The garden level tells the story of local life. The upper floors present an exceptional collection of paintings, drawings and enamels by the Basque artist Ramiro Arrue.
The garden is a must-see, wild with younger olive trees alongside century-old carob trees, mimosas, a young ginko biloba, Judean trees, bougainvillea, scented jasmines, and, of course, camellias! Irises flourish next to tomatoes, rosebushes next to lettuce, acanthus and agapanthus next to potatoes!
The prestigious Hotel Eden, built in 1892, stood out for its rare luxury and a large territory of 21 hectares with olive groves and pastures. Just imagine the sight of it at night, perched on a rock, like a ship made of stone with its lit-up portholes! A truly unprecedented architectural masterpiece for the early 20th century! When its owner, Baron de Pauville, conceived this massive building project, he used all his connections to secure, among other things, the opening of the La Turbie-sur-Mer railway station (the former Cap d’Ail). To raise funds for the construction of this grandiose hotel, the businessman laid sewers and built access roads to the neighbouring land plots. He then sold them to a bank for a further resale at a great profit.

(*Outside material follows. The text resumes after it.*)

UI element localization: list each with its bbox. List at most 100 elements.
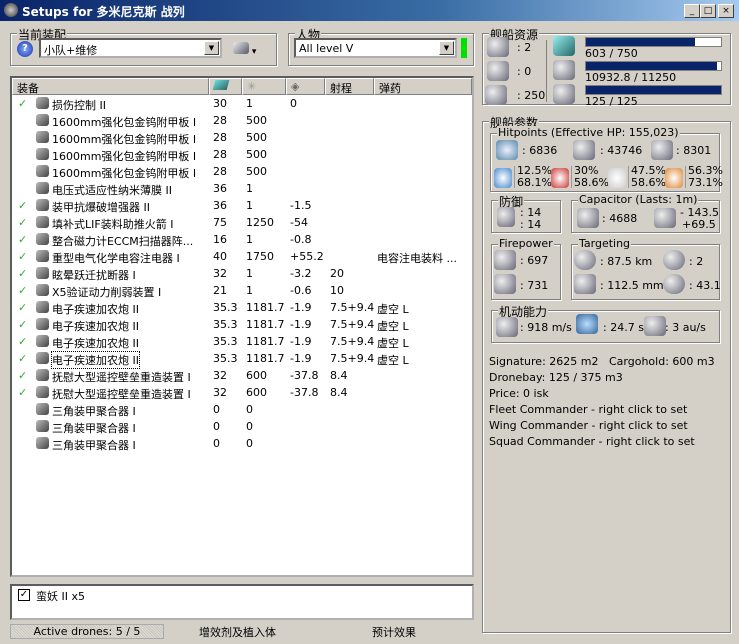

The comfort of the Eden Hotel was simply unbelievable for the late 19th century. A water tank placed on the roof ensured each room had its own bathroom. Furniture, dishes, silverware, bed linen all bore the Eden hotel insignia. Reading room on the veranda, ballroom, children’s quarters, billiards, fencing room, dairy shop, restaurant distinguished by an exquisite cuisine, five-hectare park, horse-drawn carriage service, tennis court, independent power plant and elevator — just to name some of its luxury amenities! Everything was thought of to create an ideal holiday atmosphere for the lucky ones visiting the Mediterranean coast during the winter season. Up until 1939, the European nobility favoured the Eden Hotel, conveniently located between Nice and Monaco. Walking paths were laid around it and along the sea, and a pigeon shooting range was specially made in the Pointe des Douaniers natural area.
At the time of opening, the hotel counted 150 rooms. In the 1920s and 30s, its territory increased remarkably. In 1945 the Eden was divided into luxurious apartments.